Now your `package.json` file should include the two packages like this.

{
  "name": "your-project",
  "version": "1.0.0",
  "description": "",
  "main": "Gruntfile.js",
  "scripts": {
    "test": "echo "Error: no test specified" && exit 1"
  },
  "author": "",
  "license": "ISC",
  "devDependencies": {
    "grunt-contrib-cssmin": "^1.0.1",
    "load-grunt-configs": "^1.0.0",
    "load-grunt-tasks": "^3.5.0"
  }
}

For the sake of this article, I also included grunt-contrib-cssmin. Your `package.json` file should have any Grunt packages you'll need for your project.

Now, let's start with a fresh `Gruntfile.js`. Create a new `Gruntfile.js` file and add the following.

module.exports = function(grunt) {

}

The first thing we'll do is set up load-grunt-tasks. What load-grunt-tasks does is it creates all of your grunt.loadNpmTasks() for you. This removes the need to having to write out each grunt.loadNpmTasks() by hand.
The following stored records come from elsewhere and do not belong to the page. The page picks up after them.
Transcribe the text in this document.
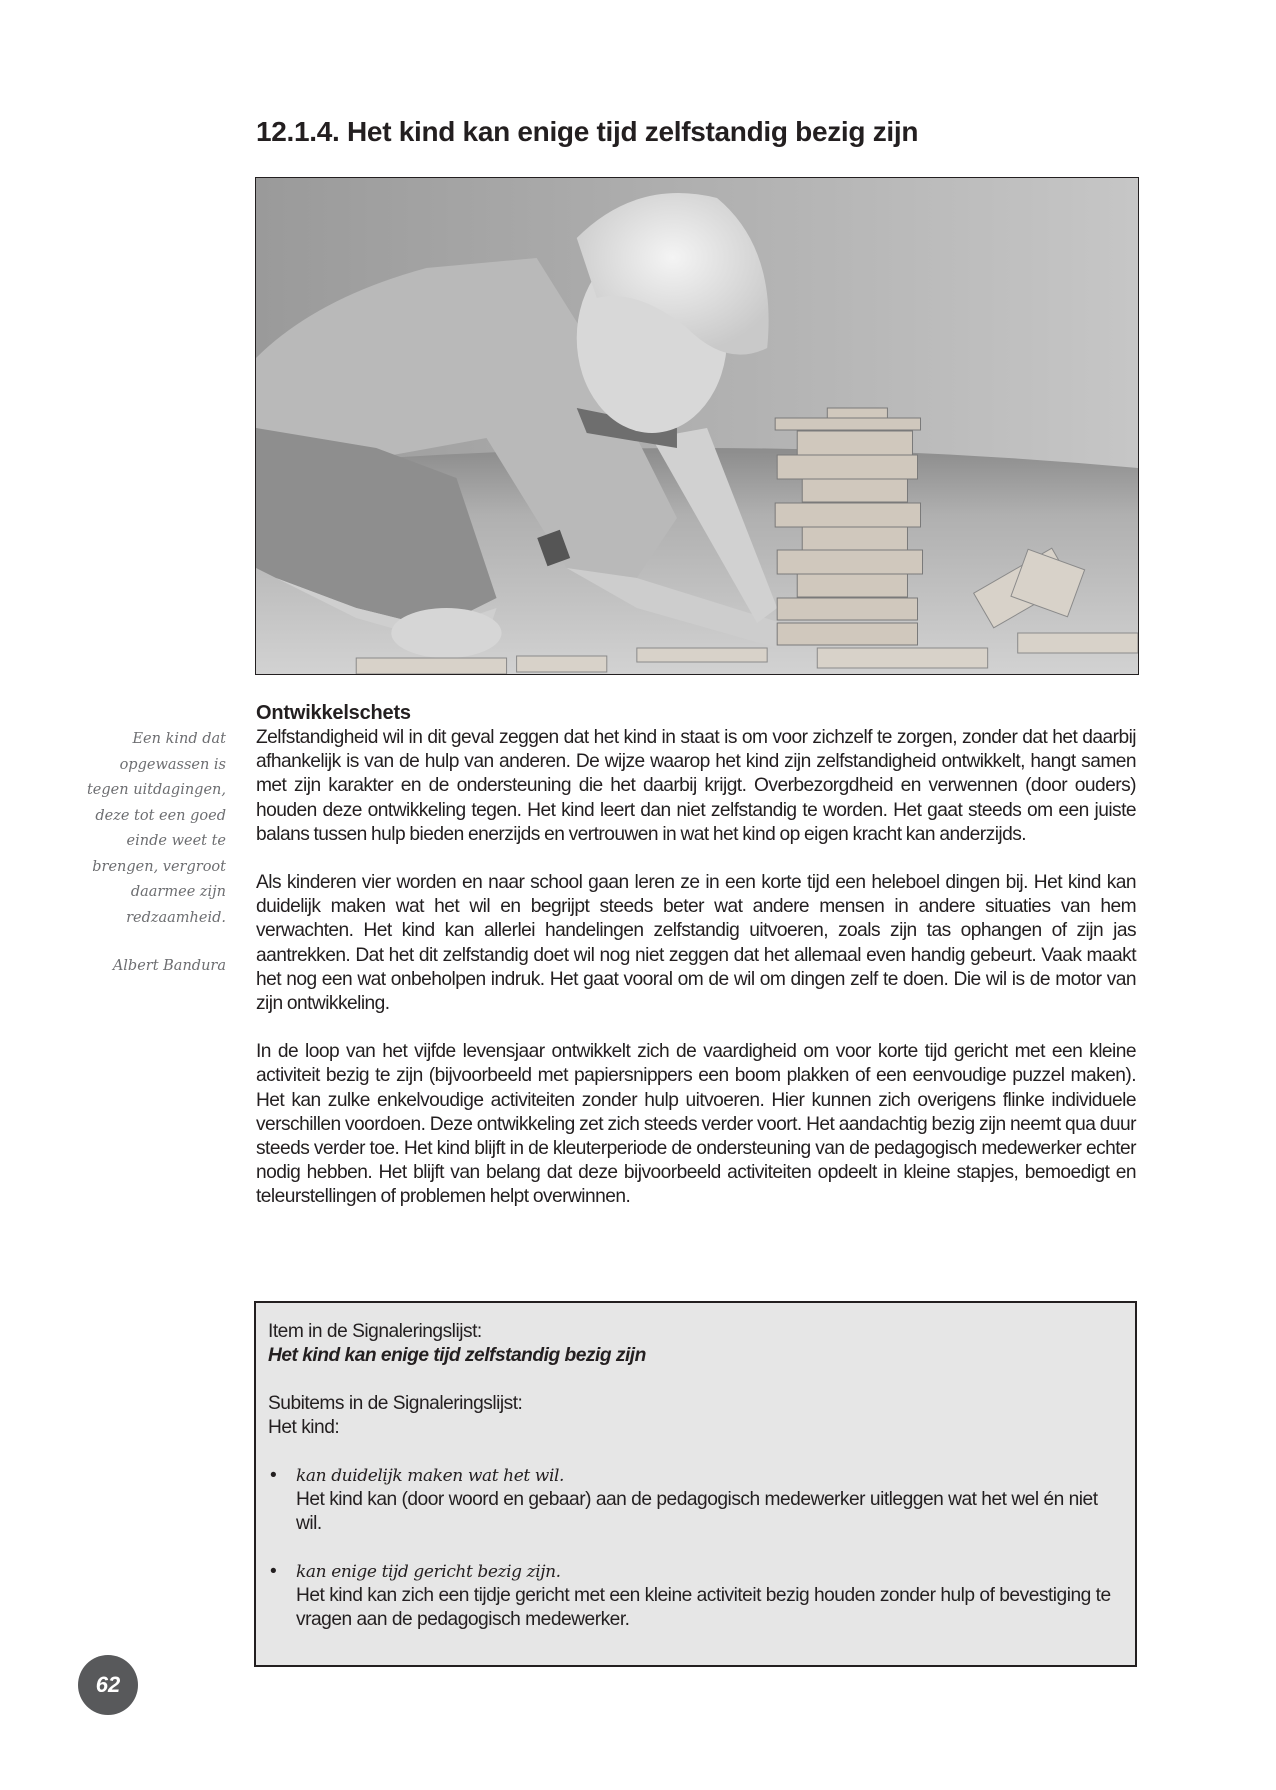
12.1.4. Het kind kan enige tijd zelfstandig bezig zijn
Een kind dat
opgewassen is
tegen uitdagingen,
deze tot een goed
einde weet te
brengen, vergroot
daarmee zijn
redzaamheid.
Albert Bandura
Ontwikkelschets

Zelfstandigheid wil in dit geval zeggen dat het kind in staat is om voor zichzelf te zorgen, zonder dat het daarbij afhankelijk is van de hulp van anderen. De wijze waarop het kind zijn zelfstandigheid ontwikkelt, hangt samen met zijn karakter en de ondersteuning die het daarbij krijgt. Overbezorgdheid en verwennen (door ouders) houden deze ontwikkeling tegen. Het kind leert dan niet zelfstandig te worden. Het gaat steeds om een juiste balans tussen hulp bieden enerzijds en vertrouwen in wat het kind op eigen kracht kan anderzijds.

Als kinderen vier worden en naar school gaan leren ze in een korte tijd een heleboel dingen bij. Het kind kan duidelijk maken wat het wil en begrijpt steeds beter wat andere mensen in andere situaties van hem verwachten. Het kind kan allerlei handelingen zelfstandig uitvoeren, zoals zijn tas ophangen of zijn jas aantrekken. Dat het dit zelfstandig doet wil nog niet zeggen dat het allemaal even handig gebeurt. Vaak maakt het nog een wat onbeholpen indruk. Het gaat vooral om de wil om dingen zelf te doen. Die wil is de motor van zijn ontwikkeling.

In de loop van het vijfde levensjaar ontwikkelt zich de vaardigheid om voor korte tijd gericht met een kleine activiteit bezig te zijn (bijvoorbeeld met papiersnippers een boom plakken of een eenvoudige puzzel maken). Het kan zulke enkelvoudige activiteiten zonder hulp uitvoeren. Hier kunnen zich overigens flinke individuele verschillen voordoen. Deze ontwikkeling zet zich steeds verder voort. Het aandachtig bezig zijn neemt qua duur steeds verder toe. Het kind blijft in de kleuterperiode de ondersteuning van de pedagogisch medewerker echter nodig hebben. Het blijft van belang dat deze bijvoorbeeld activiteiten opdeelt in kleine stapjes, bemoedigt en teleurstellingen of problemen helpt overwinnen.

Item in de Signaleringslijst:
Het kind kan enige tijd zelfstandig bezig zijn
Subitems in de Signaleringslijst:
Het kind:
• kan duidelijk maken wat het wil.
Het kind kan (door woord en gebaar) aan de pedagogisch medewerker uitleggen wat het wel én niet wil.
• kan enige tijd gericht bezig zijn.
Het kind kan zich een tijdje gericht met een kleine activiteit bezig houden zonder hulp of bevestiging te vragen aan de pedagogisch medewerker.
62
Let's create a variable tasks that will define the options for the load-grunt-tasks package. All we're going to do is define the scope and tell it to create a grunt.loadNpmTasks() for all the devDependencies and dependencies packages defined in the `package.json` file.

module.exports = function(grunt) {
  var tasks = {scope: ['devDependencies', 'dependencies']};
}

We'll need to require() it and add the tasks variable to it as the second parameter. Let's also add two more variables options and configs for load-grunt-configs.
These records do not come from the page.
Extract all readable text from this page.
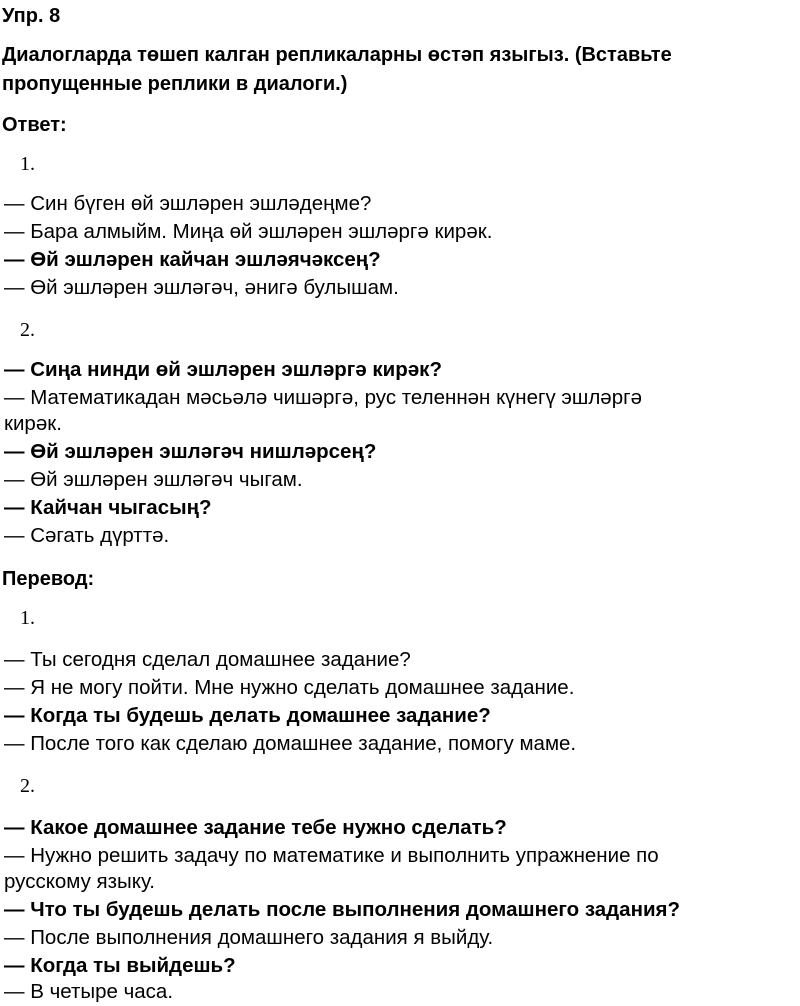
Упр. 8

Диалогларда төшеп калган репликаларны өстәп языгыз. (Вставьте

пропущенные реплики в диалоги.)

Ответ:

1.

— Син бүген өй эшләрен эшләдеңме?

— Бара алмыйм. Миңа өй эшләрен эшләргә кирәк.

— Өй эшләрен кайчан эшләячәксең?

— Өй эшләрен эшләгәч, әнигә булышам.

2.

— Сиңа нинди өй эшләрен эшләргә кирәк?

— Математикадан мәсьәлә чишәргә, рус теленнән күнегү эшләргә

кирәк.

— Өй эшләрен эшләгәч нишләрсең?

— Өй эшләрен эшләгәч чыгам.

— Кайчан чыгасың?

— Сәгать дүрттә.

Перевод:

1.

— Ты сегодня сделал домашнее задание?

— Я не могу пойти. Мне нужно сделать домашнее задание.

— Когда ты будешь делать домашнее задание?

— После того как сделаю домашнее задание, помогу маме.

2.

— Какое домашнее задание тебе нужно сделать?

— Нужно решить задачу по математике и выполнить упражнение по

русскому языку.

— Что ты будешь делать после выполнения домашнего задания?

— После выполнения домашнего задания я выйду.

— Когда ты выйдешь?

— В четыре часа.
module.exports = function(grunt) {
  var tasks = {scope: ['devDependencies', 'dependencies' ]};
  var options = {config: { src: "grunt/*.js" }};
  var configs = require('load-grunt-configs')(grunt, options);
  require('load-grunt-tasks')(grunt, tasks);
}

In the options variable we telling load-grunt-configs where to look for the files that will contain the grunt task options. The configs variable is simply requiring load-grunt-configs and adding the options as the second variable.
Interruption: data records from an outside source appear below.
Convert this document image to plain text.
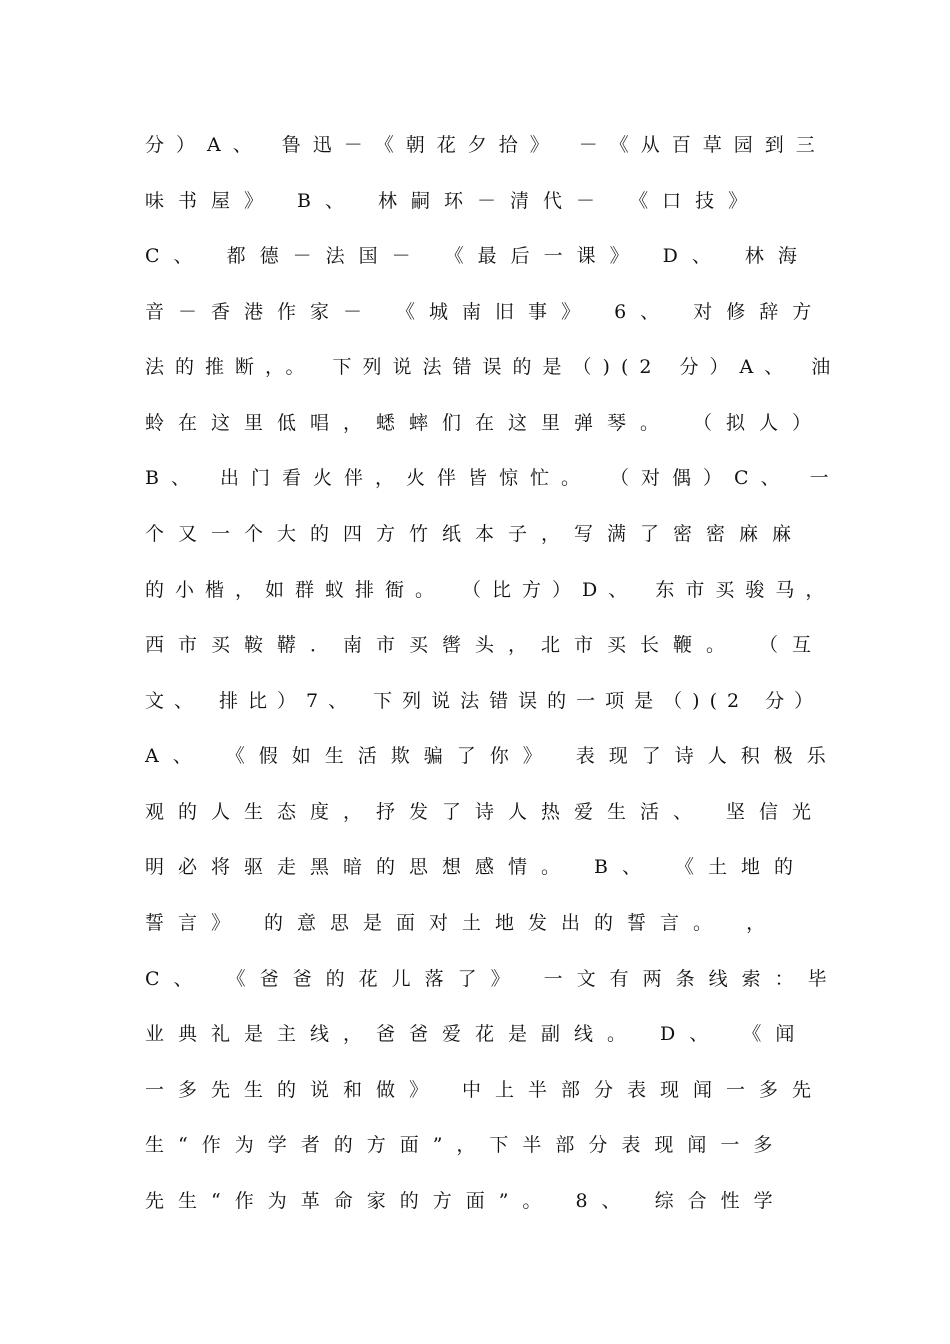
分）A、 鲁迅－《朝花夕拾》 －《从百草园到三
味书屋》 B、 林嗣环－清代－ 《口技》
C、 都德－法国－ 《最后一课》 D、 林海
音－香港作家－ 《城南旧事》 6、 对修辞方
法的推断，。 下列说法错误的是（)(2 分）A、 油
蛉在这里低唱，蟋蟀们在这里弹琴。 （拟人）
B、 出门看火伴，火伴皆惊忙。 （对偶）C、 一
个又一个大的四方竹纸本子，写满了密密麻麻
的小楷，如群蚁排衙。 （比方）D、 东市买骏马，
西市买鞍鞯．南市买辔头，北市买长鞭。 （互
文、 排比）7、 下列说法错误的一项是（)(2 分）
A、 《假如生活欺骗了你》 表现了诗人积极乐
观的人生态度，抒发了诗人热爱生活、 坚信光
明必将驱走黑暗的思想感情。 B、 《土地的
誓言》 的意思是面对土地发出的誓言。 ，
C、 《爸爸的花儿落了》 一文有两条线索：毕
业典礼是主线，爸爸爱花是副线。 D、 《闻
一多先生的说和做》 中上半部分表现闻一多先
生“作为学者的方面”，下半部分表现闻一多
先生“作为革命家的方面”。 8、 综合性学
Finally, we'll add the configs variable to the grunt.initConfig() function and register a basic task that will run grunt-contrib-cssmin.

module.exports = function(grunt) {
  var tasks = {scope: ['devDependencies', 'dependencies' ]};
  var options = {config: { src: "grunt/*.js" }};
  var configs = require('load-grunt-configs')(grunt, options);
  require('load-grunt-tasks')(grunt, tasks);
  grunt.initConfig(configs);
  grunt.registerTask('default', ['cssmin']);
}

That's all we'll be putting into the Gruntfile. The only other things you may want to add would be additional tasks you want to register. Like a watch task or a build task.

In the options variable we defined the src as grunt/*.js . This tells load-grunt-configs to look in a directory named grunt and include all JavaScript files within it.

Let's create a directory named grunt and add the task options for cssmin by creating a file named `cssmin.js`. Your project's directory structure should look similar to this now.

Let's add the cssmin options to the `cssmin.js` file. The first thing you want to add is the Grunt module.exports variable just like in the Gruntfile, so that Grunt knows this file is to be loaded when you run your Grunt task. Then add the options for cssmin:

module.exports = {
  target: {
    files: {
      'style.css': 'styles.css'
    }
  }
};

If you noticed I didn't add the 'cssmin: {}' wrapper like you would in a basic Gruntfile. This is because load-grunt-configs uses the file's name to recognize which task is being run. For example if you're using grunt-contrib-uglify the file name would be `uglify.js`. If you're using grunt-postcss. That file name will be `postcss.js`.

This is how we're adding the module design concept to our grunt tasks. Each task will have its own file containing the task's options. This makes to easy to add new tasks, and for multiple developers to makes changes without the worries of accidentally messing up another task in a enormous Gruntfile.

Now when you run your grunt task. Grunt will look in the `grunt` folder find all the task files and run those tasks using the options you defined within each file.

This was a basic example of this technique. The load-grunt-tasks and load-grunt-configs packages have more options available that can give you even more control of your Grunt tasks.

I hope this helps you get your Gruntfile under control and add more flexibility to your projects using Grunt.